The President did acknowledge his public clashes with Netanyahu over the Iran nuclear deal – which the Israeli leader has branded a historic mistake – but emphasized where they agree on the strategically crucial concern.
“It is no secret that the Prime Minister and I have had a strong disagreement on this narrow issue, but we don’t have a disagreement on the need to make sure that Iran does not get a nuclear weapon and we don’t have a disagreement about the importance of us blunting destabilizing activities that Iran may be taking.”
Netanyahu, who has previously used Oval Office appearances with Obama to argue that Iran poses an existential threat to Israel, did not even refer to the nuclear deal in his remarks but put the threat Israel feels from Iran in the context of its support for anti-Israel terror groups.
“With the savagery of ISIS, with the aggression in terror by Iran’s proxies, and by Iran itself … the combination of turbulence has now displaced millions of people, has butchered hundreds of thousands, and we don’t know what will transpire,” Netanyahu said.
Obama himself stressed the importance of Israel’s security, noting that he has “repeatedly” said that protecting Israel was one of his top foreign policy priorities. He also referred to their shared concerns about the “chaotic” situation in Syria.
Netanyahu, connecting the violence in the region with the threat from terrorist groups faced by both Israel and the United States, said in offering condolences over the deaths of several Americans in an attack Monday at a training center in Jordan: “We are with you. We are with each other in more ways than one.”
Despite his best efforts, which included an address to Congress in March that outraged the administration, Netanyahu was unable to stiffen or subvert the nuclear deal between Iran and world powers.
And the White House has now admitted publicly that after two failed attempts to broker a settlement between Israel and the Palestinians, the differences between the two sides are so stark that there is little hope of a deal before Obama leaves office.

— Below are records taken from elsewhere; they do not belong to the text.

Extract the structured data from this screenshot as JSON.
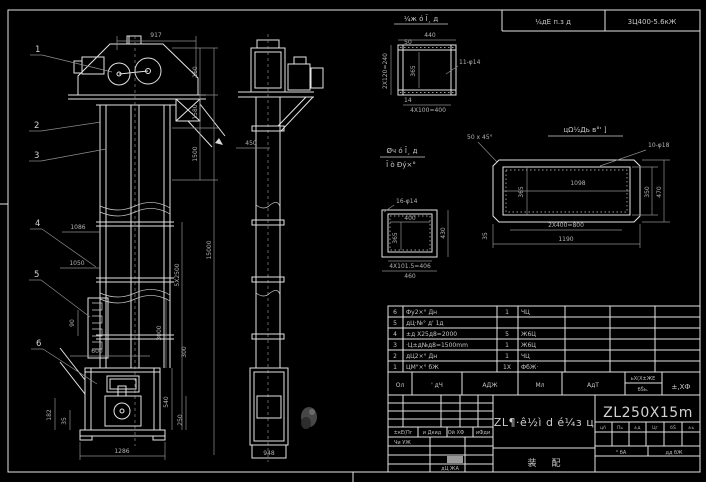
{
  "frame": {
    "header_left": "¼дЕ п.з д",
    "header_right": "3Ц400-5.6кЖ"
  },
  "balloons": {
    "b1": "1",
    "b2": "2",
    "b3": "3",
    "b4": "4",
    "b5": "5",
    "b6": "6"
  },
  "notes": {
    "top_part": "¼ж ó Ī¸ д",
    "mid_line1": "Øч ó Ī¸ д",
    "mid_line2": "Ī ò Đý×°",
    "chamfer": "50 x 45°",
    "plate_title": "цΩ½Дь в°' ]"
  },
  "dims": {
    "d917": "917",
    "d160": "160",
    "d1580": "1580",
    "d1500": "1500",
    "d15000": "15000",
    "d5x2500": "5X2500",
    "d3000": "3000",
    "d300": "300",
    "d540": "540",
    "d250": "250",
    "d1086": "1086",
    "d1050": "1050",
    "d90": "90",
    "d600": "600",
    "d1286": "1286",
    "d182": "182",
    "d35b": "35",
    "d450": "450",
    "d948": "948",
    "d440": "440",
    "d50": "50",
    "d11f14": "11-φ14",
    "d2x120": "2X120=240",
    "d365a": "365",
    "d14": "14",
    "d4x100": "4X100=400",
    "d16f14": "16-φ14",
    "d400": "400",
    "d365b": "365",
    "d430": "430",
    "d4x1015": "4X101.5=406",
    "d460": "460",
    "d10f18": "10-φ18",
    "d1098": "1098",
    "d365c": "365",
    "d350": "350",
    "d470": "470",
    "d2x400": "2X400=800",
    "d1190": "1190",
    "d35a": "35"
  },
  "parts_table": {
    "rows": [
      {
        "no": "6",
        "name": "Фу2×° Дн",
        "qty": "1",
        "mat": "ЧЦ"
      },
      {
        "no": "5",
        "name": "дЦ·№° д' 1д",
        "qty": "",
        "mat": ""
      },
      {
        "no": "4",
        "name": "±д X25д8=2000",
        "qty": "5",
        "mat": "Ж6Ц"
      },
      {
        "no": "3",
        "name": "·Ц±д№д8=1500mm",
        "qty": "1",
        "mat": "Ж6Ц"
      },
      {
        "no": "2",
        "name": "дЦ2×° Дн",
        "qty": "1",
        "mat": "ЧЦ"
      },
      {
        "no": "1",
        "name": "ЦМ\"×° бЖ",
        "qty": "1X",
        "mat": "ФбЖ·"
      }
    ],
    "footer": {
      "c1": "Ол",
      "c2": "' дЧ",
      "c3": "АДЖ",
      "c4": "Мл",
      "c5": "АдТ",
      "c6a": "ьΧ(X±ЖE",
      "c6b": "бŠь.",
      "c7": "±,XФ"
    }
  },
  "title_block": {
    "model": "ZL250X15m",
    "drawing_title": "ZL¶·ê½ì d é¼з ц",
    "stage1": "装",
    "stage2": "配",
    "left": {
      "h1": "±кЕ(Пг",
      "h2": "и Дкид",
      "h3": "Ой ХФ",
      "h4": "иФди",
      "r1": "Чи УЖ",
      "r2": "дЦ ЖА"
    },
    "right": {
      "s1": "цñ",
      "s2": "Пь",
      "s3": "±д",
      "s4": "Цг",
      "s5": "бŠ",
      "s6": "±ь",
      "a1": "° бА",
      "a2": "дд бЖ"
    }
  }
}
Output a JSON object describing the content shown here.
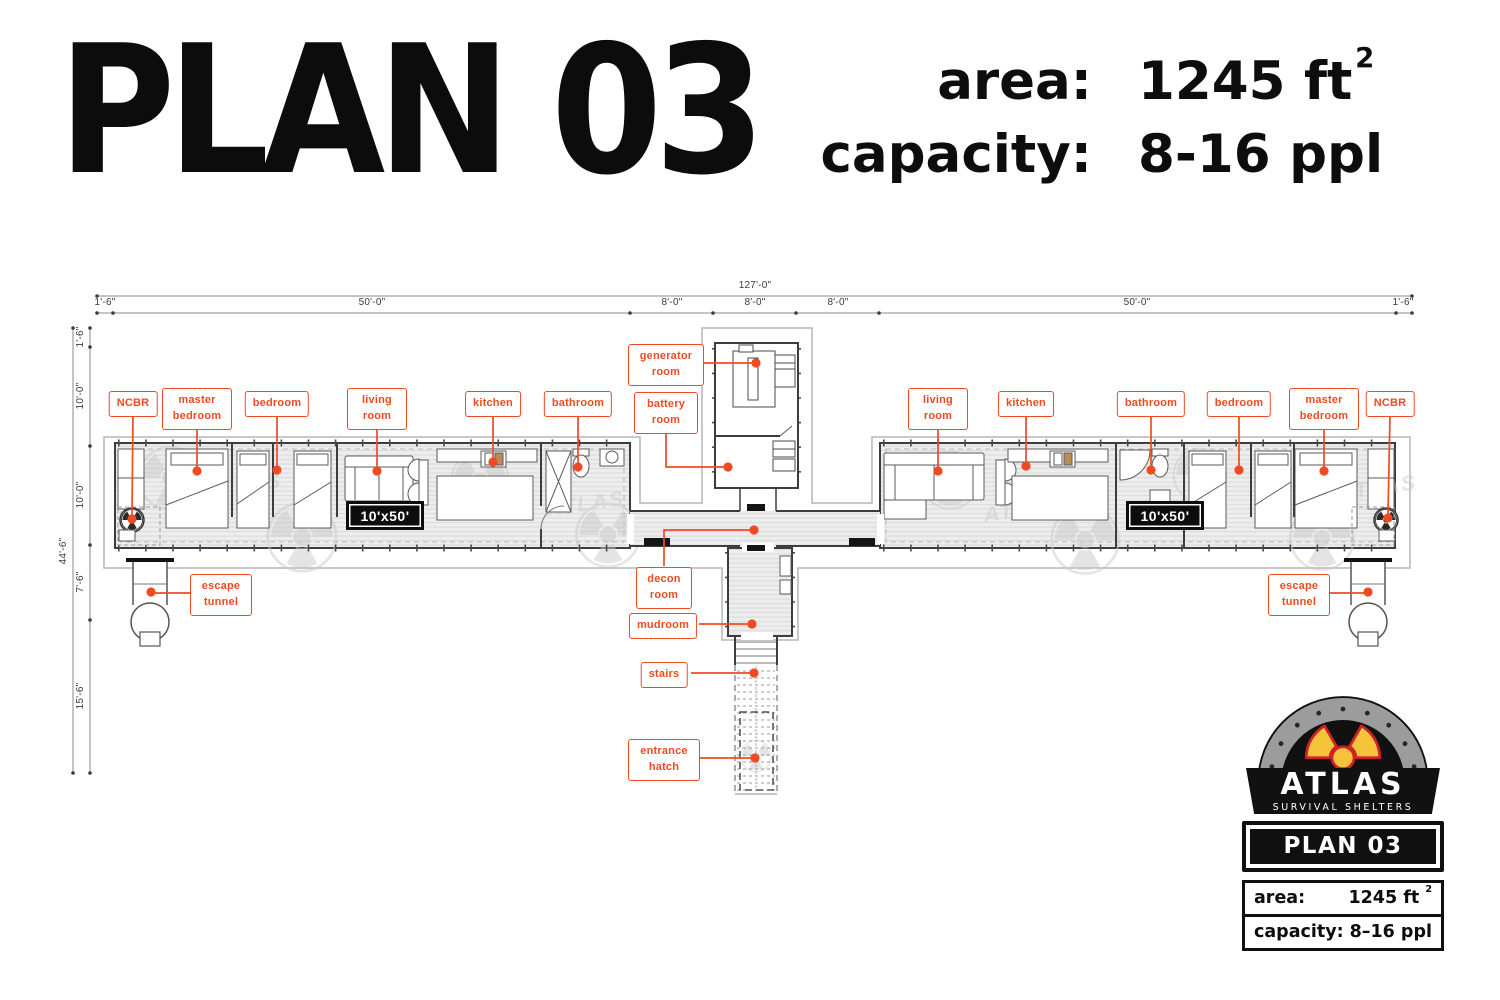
{
  "header": {
    "title": "PLAN 03",
    "area_label": "area:",
    "area_value": "1245 ft",
    "area_sup": "2",
    "capacity_label": "capacity:",
    "capacity_value": "8-16 ppl"
  },
  "plan": {
    "dims": {
      "total_width": "127'-0\"",
      "top_segments": [
        "1'-6\"",
        "50'-0\"",
        "8'-0\"",
        "8'-0\"",
        "8'-0\"",
        "50'-0\"",
        "1'-6\""
      ],
      "left_total": "44'-6\"",
      "left_segments": [
        "1'-6\"",
        "10'-0\"",
        "10'-0\"",
        "7'-6\"",
        "15'-6\""
      ]
    },
    "unit_badge": "10'x50'",
    "watermark": "ATLAS",
    "labels": [
      {
        "id": "ncbr-left",
        "text": "NCBR"
      },
      {
        "id": "master-bedroom-left",
        "text": "master bedroom"
      },
      {
        "id": "bedroom-left",
        "text": "bedroom"
      },
      {
        "id": "living-room-left",
        "text": "living room"
      },
      {
        "id": "kitchen-left",
        "text": "kitchen"
      },
      {
        "id": "bathroom-left",
        "text": "bathroom"
      },
      {
        "id": "generator-room",
        "text": "generator room"
      },
      {
        "id": "battery-room",
        "text": "battery room"
      },
      {
        "id": "living-room-right",
        "text": "living room"
      },
      {
        "id": "kitchen-right",
        "text": "kitchen"
      },
      {
        "id": "bathroom-right",
        "text": "bathroom"
      },
      {
        "id": "bedroom-right",
        "text": "bedroom"
      },
      {
        "id": "master-bedroom-right",
        "text": "master bedroom"
      },
      {
        "id": "ncbr-right",
        "text": "NCBR"
      },
      {
        "id": "escape-tunnel-left",
        "text": "escape tunnel"
      },
      {
        "id": "decon-room",
        "text": "decon room"
      },
      {
        "id": "mudroom",
        "text": "mudroom"
      },
      {
        "id": "stairs",
        "text": "stairs"
      },
      {
        "id": "entrance-hatch",
        "text": "entrance hatch"
      },
      {
        "id": "escape-tunnel-right",
        "text": "escape tunnel"
      }
    ]
  },
  "logo": {
    "brand": "ATLAS",
    "tagline": "SURVIVAL SHELTERS",
    "plan_badge": "PLAN 03",
    "area_label": "area:",
    "area_value": "1245 ft",
    "area_sup": "2",
    "capacity_label": "capacity:",
    "capacity_value": "8–16 ppl"
  },
  "colors": {
    "accent": "#f04a23",
    "ink": "#111111"
  }
}
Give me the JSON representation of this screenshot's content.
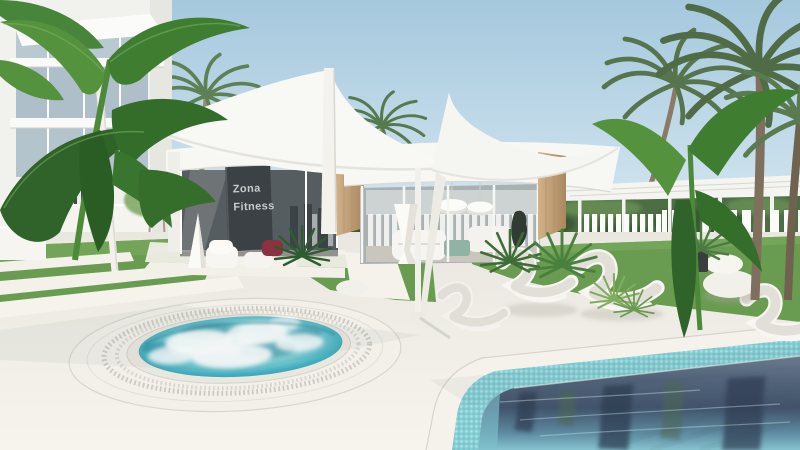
{
  "sign": {
    "line1": "Zona",
    "line2": "Fitness"
  },
  "colors": {
    "sky_top": "#a5c8de",
    "sky_bottom": "#ddecf3",
    "sail": "#f8f8f5",
    "deck": "#efede5",
    "deck_bright": "#f6f4ec",
    "grass": "#699c50",
    "grass_dark": "#4e7c3b",
    "foliage": "#3f7d31",
    "foliage_dark": "#2f6329",
    "foliage_light": "#55923d",
    "palm": "#5d8054",
    "trunk": "#8d7d66",
    "wood": "#c5a57c",
    "glass": "#9aa2a4",
    "glass_dark": "#565d60",
    "sign_bg": "#3c4145",
    "sign_text": "#c7cbcc",
    "fence": "#fbfbf8",
    "hedge": "#4d6d44",
    "pool_deep": "#41536b",
    "pool_shallow": "#86c3cf",
    "tile": "#85ced4",
    "spa_water": "#43aebe",
    "foam": "#ffffff",
    "stone": "#f1f0ea",
    "accent_red": "#8c3140",
    "white": "#f7f7f4"
  },
  "scene": {
    "elements": [
      "apartment-building",
      "sail-canopy-pavilion",
      "fitness-zone-sign",
      "spa-whirlpool",
      "swimming-pool",
      "sun-loungers",
      "palm-trees",
      "banana-plants",
      "pergola",
      "picket-fence",
      "stone-ottomans",
      "cone-sculptures",
      "stepping-stones",
      "pendant-lamps"
    ]
  }
}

At a speech at the annual U.N. General Assembly last month, Netanyahu lashed out at the Iran deal but implicitly made it clear that he understood the pact would now go into force, in what appeared to be a partial olive branch to the White House.
But the run-up to the visit was not without its drama.
Last week, Netanyahu was forced to distance himself from his newly appointed head of public diplomacy after the discovery that the aide, Ran Baratz, suggested Obama was an anti-Semite in a March Facebook post.
American officials sought to downplay the effect the language would have on Netanyahu’s visit and said it was the prerogative of the Israeli government to determine who serves in official posts.